Iran foreign minister says interested in modified nuclear fuel swap
Iran Foreign Minister Manouchehr Mottaki said Tuesday the Islamic Republic could reconsider a modified version of a nuclear fuel swap plan that it rejected last year. The plan would ship most of its nuclear fuel abroad.
Vahid Salemi/AP
Istanbul, Turkey
Iran is seeking to rekindle interest in a modified nuclear fuel deal to create “mutual trust” over its atomic program, nearly seven months after the UN-backed plan was first put to Tehran.
Iran initially said it accepted the dea. But it then rejected it, when Tehran realized its purpose was to ensure that Iran no longer had enough enriched uranium at home, if enriched to higher levels, to build a bomb. Months later, Iran came up with a counterproposal that would involve shipping less enriched uranium out of the country at any given time.
Top US officials rejected Iran’s counter-offer out of hand and are now seeking to marshal diplomatic support for a fourth round of UN Security Council (UNSC) sanctions against the Islamic Republic.
“If the West is serious about a fuel exchange deal, the case can be a multilateral trust-making opportunity for all sides, including Iran,” Foreign Minister Manouchehr Mottaki said on Tuesday. “If the principle of exchange of fuel is a consensus, there is the possibility for an exchange of views, of understanding for mutual trust.”
On Monday, Mr. Mottaki said that Iran would try to speak directly with all 15 members of the UNSC but one – the US. President Mahmoud Ahmadinejad is to visit member Uganda on Friday.
Iran conference
The Iranian diplomatic moves come after a weekend nuclear conference in Tehran, during which Iran’s top unelected and elected authorities decried nuclear weapons and accused the West of hypocrisy for going after Iran but saying nothing of Israel’s nuclear arsenal. Mr. Ahmadinejad said the US is the “world’s only atomic criminal.”
Turkey on Tuesday reiterated its offer to serve as a mediator during a visit by Foreign Minister Ahmet Davutoglu to Tehran.
“We will continue to try our best to see what we can do for this nuclear fuel swap,” said Mr. Davutoglu, adding that Turkey wanted to see a diplomatic solution to Iran’s nuclear standoff.
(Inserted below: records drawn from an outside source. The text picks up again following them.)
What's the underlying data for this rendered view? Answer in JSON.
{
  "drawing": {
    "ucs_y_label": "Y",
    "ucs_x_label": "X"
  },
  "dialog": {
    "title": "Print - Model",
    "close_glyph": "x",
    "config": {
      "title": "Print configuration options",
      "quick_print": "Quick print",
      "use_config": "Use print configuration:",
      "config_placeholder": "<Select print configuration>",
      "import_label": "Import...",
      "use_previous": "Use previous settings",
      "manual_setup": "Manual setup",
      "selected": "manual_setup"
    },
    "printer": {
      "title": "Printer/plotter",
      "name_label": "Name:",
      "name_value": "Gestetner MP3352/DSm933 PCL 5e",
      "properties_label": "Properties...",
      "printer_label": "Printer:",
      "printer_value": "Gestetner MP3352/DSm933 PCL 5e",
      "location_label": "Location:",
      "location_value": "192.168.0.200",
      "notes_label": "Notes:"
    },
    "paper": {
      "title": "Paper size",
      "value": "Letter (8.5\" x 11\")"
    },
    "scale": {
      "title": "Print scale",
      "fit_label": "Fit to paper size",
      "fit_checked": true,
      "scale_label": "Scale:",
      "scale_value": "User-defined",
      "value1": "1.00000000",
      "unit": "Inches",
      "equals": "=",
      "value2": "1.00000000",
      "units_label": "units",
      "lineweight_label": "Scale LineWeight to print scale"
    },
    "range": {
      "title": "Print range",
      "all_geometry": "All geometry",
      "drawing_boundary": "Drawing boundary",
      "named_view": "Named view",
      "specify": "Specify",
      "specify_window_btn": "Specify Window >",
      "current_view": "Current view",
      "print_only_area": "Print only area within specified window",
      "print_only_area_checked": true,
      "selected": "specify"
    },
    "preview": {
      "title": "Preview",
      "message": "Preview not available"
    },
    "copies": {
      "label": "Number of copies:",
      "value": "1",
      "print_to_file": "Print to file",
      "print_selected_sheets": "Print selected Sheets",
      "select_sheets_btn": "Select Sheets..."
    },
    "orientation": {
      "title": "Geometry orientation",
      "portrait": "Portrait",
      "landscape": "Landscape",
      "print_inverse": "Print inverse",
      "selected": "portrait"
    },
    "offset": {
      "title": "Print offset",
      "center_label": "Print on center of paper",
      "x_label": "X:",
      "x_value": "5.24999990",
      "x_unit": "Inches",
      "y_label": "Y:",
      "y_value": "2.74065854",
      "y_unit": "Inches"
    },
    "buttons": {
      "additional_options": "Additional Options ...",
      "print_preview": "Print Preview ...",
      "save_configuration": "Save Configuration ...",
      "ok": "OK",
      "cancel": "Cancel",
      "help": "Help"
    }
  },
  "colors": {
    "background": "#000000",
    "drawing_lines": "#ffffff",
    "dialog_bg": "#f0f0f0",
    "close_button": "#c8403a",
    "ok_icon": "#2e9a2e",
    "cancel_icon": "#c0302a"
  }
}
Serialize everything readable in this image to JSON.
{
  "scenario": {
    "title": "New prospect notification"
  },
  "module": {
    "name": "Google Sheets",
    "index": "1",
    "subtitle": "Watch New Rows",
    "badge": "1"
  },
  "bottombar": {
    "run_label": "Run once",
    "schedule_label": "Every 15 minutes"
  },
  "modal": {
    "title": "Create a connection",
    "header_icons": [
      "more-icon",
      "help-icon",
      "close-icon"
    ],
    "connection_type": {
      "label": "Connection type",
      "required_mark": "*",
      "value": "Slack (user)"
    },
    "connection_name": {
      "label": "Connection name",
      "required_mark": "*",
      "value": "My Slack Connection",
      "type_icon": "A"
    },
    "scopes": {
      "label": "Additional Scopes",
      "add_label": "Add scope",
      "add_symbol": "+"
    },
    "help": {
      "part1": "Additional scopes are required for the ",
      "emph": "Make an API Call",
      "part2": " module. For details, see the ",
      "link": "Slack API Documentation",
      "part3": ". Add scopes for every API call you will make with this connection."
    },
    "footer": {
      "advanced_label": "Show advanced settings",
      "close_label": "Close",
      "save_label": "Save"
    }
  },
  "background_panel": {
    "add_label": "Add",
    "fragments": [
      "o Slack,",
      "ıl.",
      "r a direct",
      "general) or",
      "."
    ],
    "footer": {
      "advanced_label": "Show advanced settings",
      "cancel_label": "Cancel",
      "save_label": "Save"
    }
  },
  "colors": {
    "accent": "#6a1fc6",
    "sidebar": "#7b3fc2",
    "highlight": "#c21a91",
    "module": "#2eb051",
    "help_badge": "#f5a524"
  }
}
Months ago, Turkey offered to serve as a repository for Iran’s nuclear material as part of the swap, if required.
A NATO member aspiring to EU membership, Turkey is also friendly with Iran and has resisted US pressure to back more sanctions. “Turkey will do its part if Iranians deem fit,” Davutoglu said after meeting Mottaki.
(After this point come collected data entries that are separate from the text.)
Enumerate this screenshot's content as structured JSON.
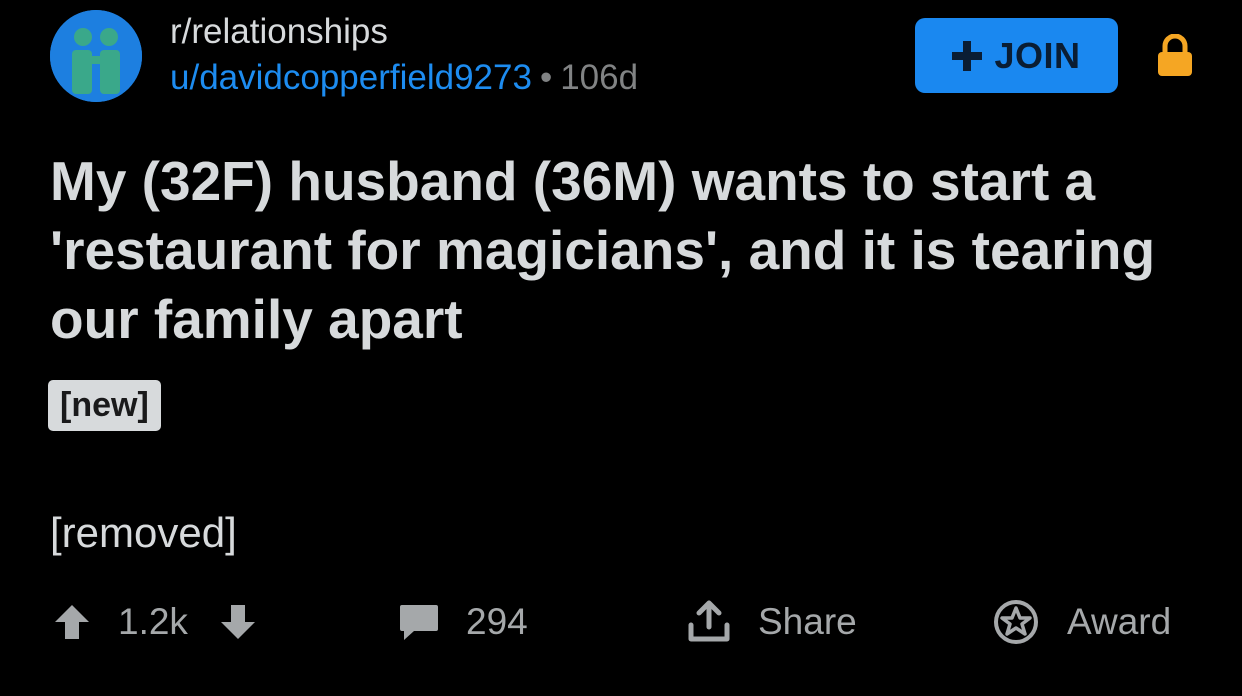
{
  "post": {
    "subreddit": "r/relationships",
    "author": "u/davidcopperfield9273",
    "separator": "•",
    "age": "106d",
    "title": "My (32F) husband (36M) wants to start a 'restaurant for magicians', and it is tearing our family apart",
    "flair": "[new]",
    "body": "[removed]"
  },
  "header": {
    "join_label": "JOIN"
  },
  "actions": {
    "upvotes": "1.2k",
    "comments": "294",
    "share_label": "Share",
    "award_label": "Award"
  },
  "icons": {
    "avatar": "subreddit-avatar-two-people",
    "join": "plus-icon",
    "lock": "lock-icon",
    "upvote": "arrow-up-icon",
    "downvote": "arrow-down-icon",
    "comment": "comment-bubble-icon",
    "share": "share-icon",
    "award": "award-icon"
  },
  "colors": {
    "background": "#000000",
    "text": "#d7dadc",
    "username": "#1d8cf0",
    "join_button": "#1a88f0",
    "lock": "#f5a623",
    "muted": "#818384"
  }
}
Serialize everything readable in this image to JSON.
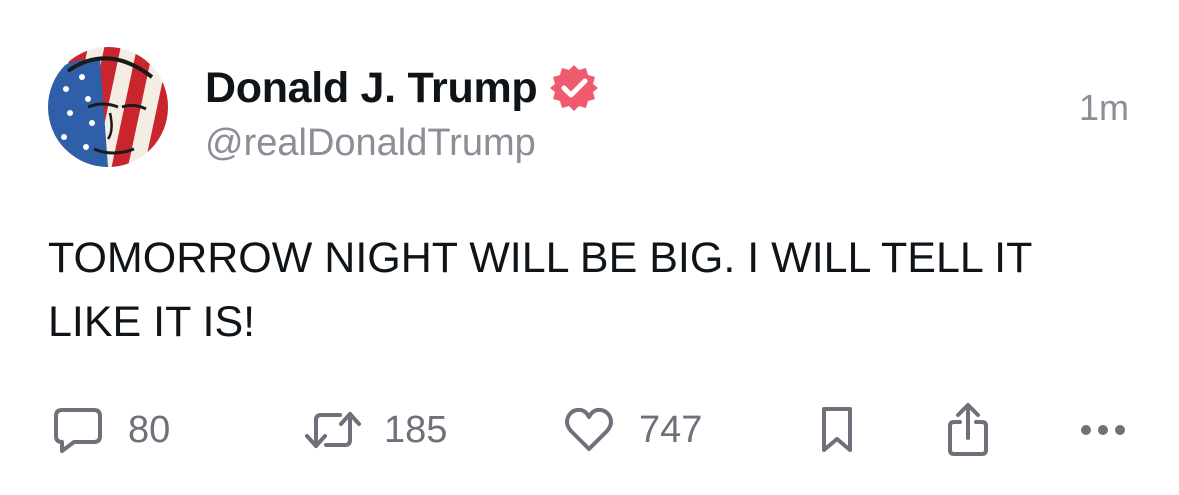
{
  "post": {
    "author": {
      "display_name": "Donald J. Trump",
      "handle": "@realDonaldTrump",
      "verified": true,
      "avatar_icon": "flag-portrait-avatar"
    },
    "timestamp": "1m",
    "text": "TOMORROW NIGHT WILL BE BIG. I WILL TELL IT\nLIKE IT IS!",
    "actions": {
      "replies": "80",
      "reposts": "185",
      "likes": "747"
    }
  },
  "colors": {
    "verified_badge": "#ef5a6f",
    "muted_text": "#8b8e96",
    "action_icons": "#6e717a"
  }
}
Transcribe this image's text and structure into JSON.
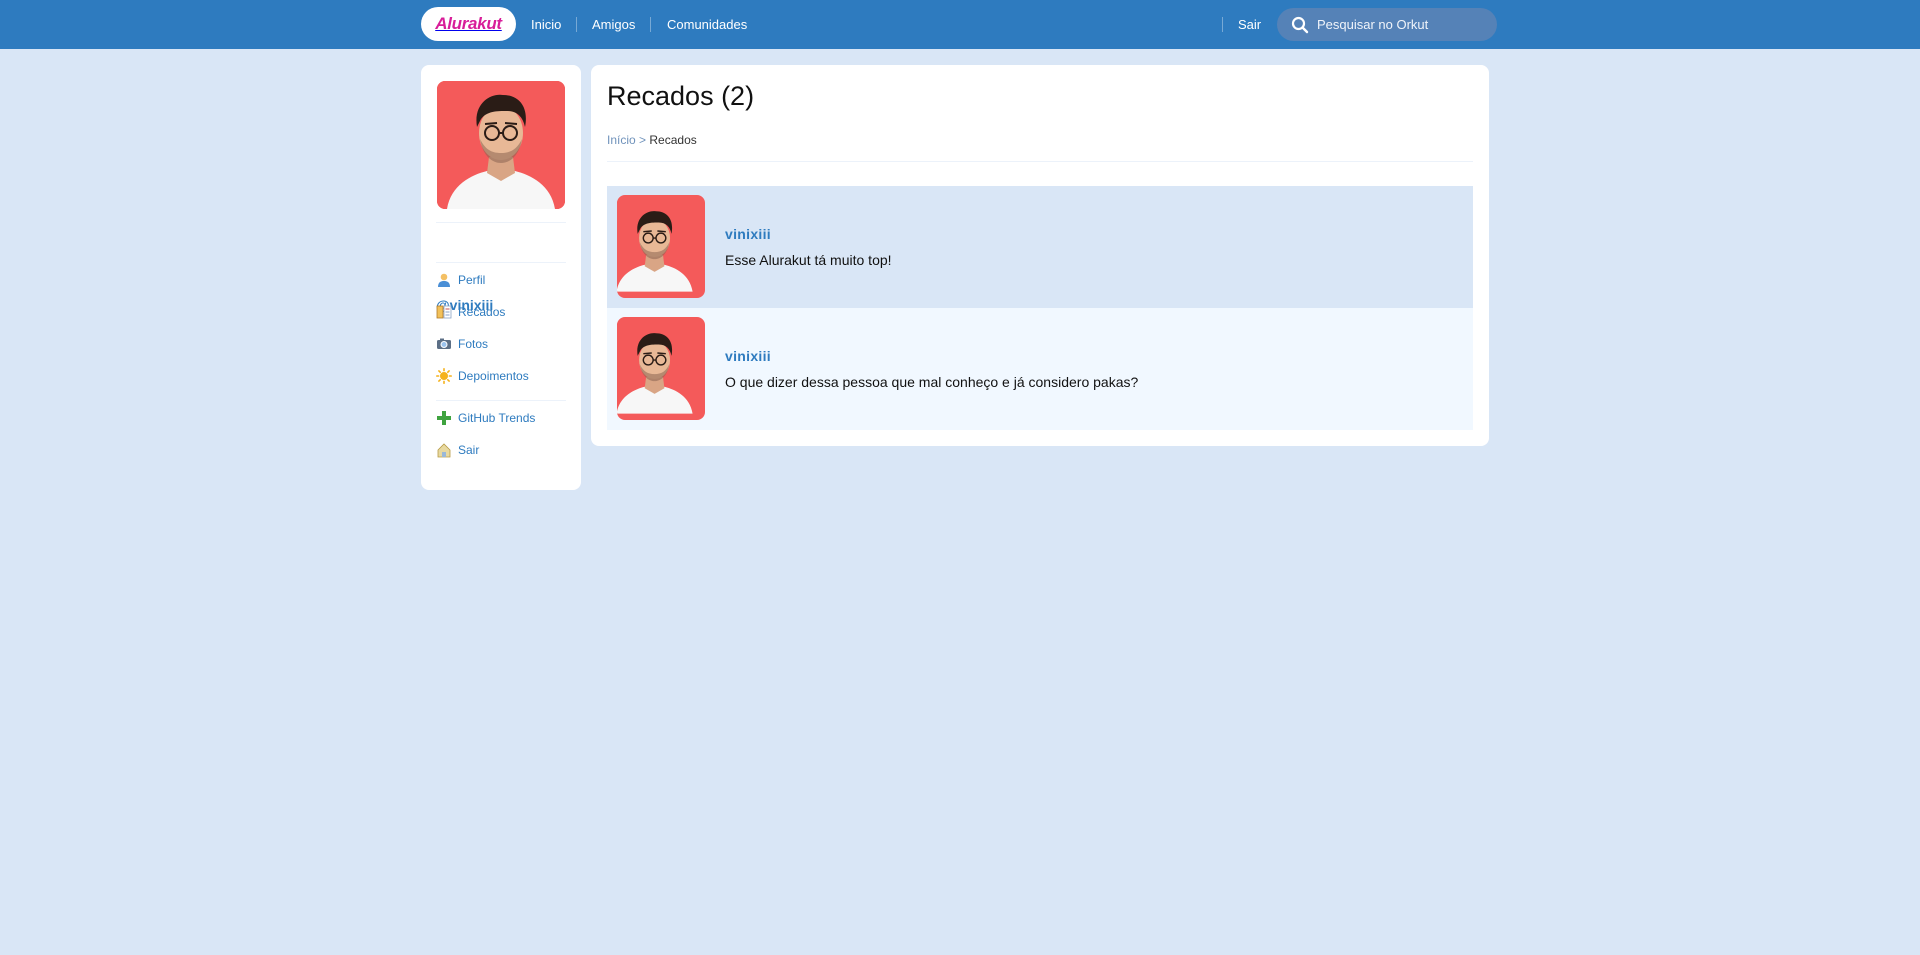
{
  "header": {
    "logo_text": "Alurakut",
    "nav": [
      {
        "label": "Inicio"
      },
      {
        "label": "Amigos"
      },
      {
        "label": "Comunidades"
      }
    ],
    "logout_label": "Sair",
    "search_placeholder": "Pesquisar no Orkut",
    "bar_color": "#2e7bbf"
  },
  "sidebar": {
    "username": "@vinixiii",
    "menu": [
      {
        "label": "Perfil",
        "icon": "user-icon"
      },
      {
        "label": "Recados",
        "icon": "book-icon"
      },
      {
        "label": "Fotos",
        "icon": "camera-icon"
      },
      {
        "label": "Depoimentos",
        "icon": "sun-icon"
      }
    ],
    "menu_secondary": [
      {
        "label": "GitHub Trends",
        "icon": "plus-icon"
      },
      {
        "label": "Sair",
        "icon": "exit-icon"
      }
    ]
  },
  "main": {
    "title": "Recados (2)",
    "breadcrumb": {
      "home": "Início",
      "separator": ">",
      "current": "Recados"
    },
    "scraps": [
      {
        "author": "vinixiii",
        "message": "Esse Alurakut tá muito top!"
      },
      {
        "author": "vinixiii",
        "message": "O que dizer dessa pessoa que mal conheço e já considero pakas?"
      }
    ]
  },
  "colors": {
    "page_background": "#d9e6f6",
    "accent": "#2e7bbf",
    "logo_pink": "#d81d99",
    "avatar_background": "#f45a5a"
  }
}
Washington has said it might reconsider a deal, but appears to remain far apart from Iran on the key issue: the amount of low-enriched uranium (LEU) to be removed from Iran in bulk. A US spokesman said this week that the amounts of LEU to be taken out of Iran would have to be “updated” to account for Iran’s continued uranium enrichment, though at a relatively slower pace than past years.
“We’re still interested in pursuing that offer if Iran is interested,” State Department spokesman Philip Crowley said on Monday. “At the heart of this was the proposal that Iran would ship out significant amounts of enriched fuel and there would be an exchange for a corresponding amount of fuel” for the Tehran reactor, Mr. Crowley said. “Iran has never agreed to that element of the offer.”
Iran needs fuel for a research reactor built by the US decades ago that produces medical isotopes. The original nuclear deal on Oct. 1 last year called for Iran to export some 70 percent (or 2,420 pounds) of its stockpile of low-enriched uranium to Russia for further enrichment to 20 percent, then shipment to France for fabrication into custom-made fuel rods.
Tehran, citing frustration over rejection of its compromise offers, which require the swap to take place on Iranian soil in smaller batches, began its own enrichment to 20 percent in early February. It claims it can make the difficult-to-produce fuel.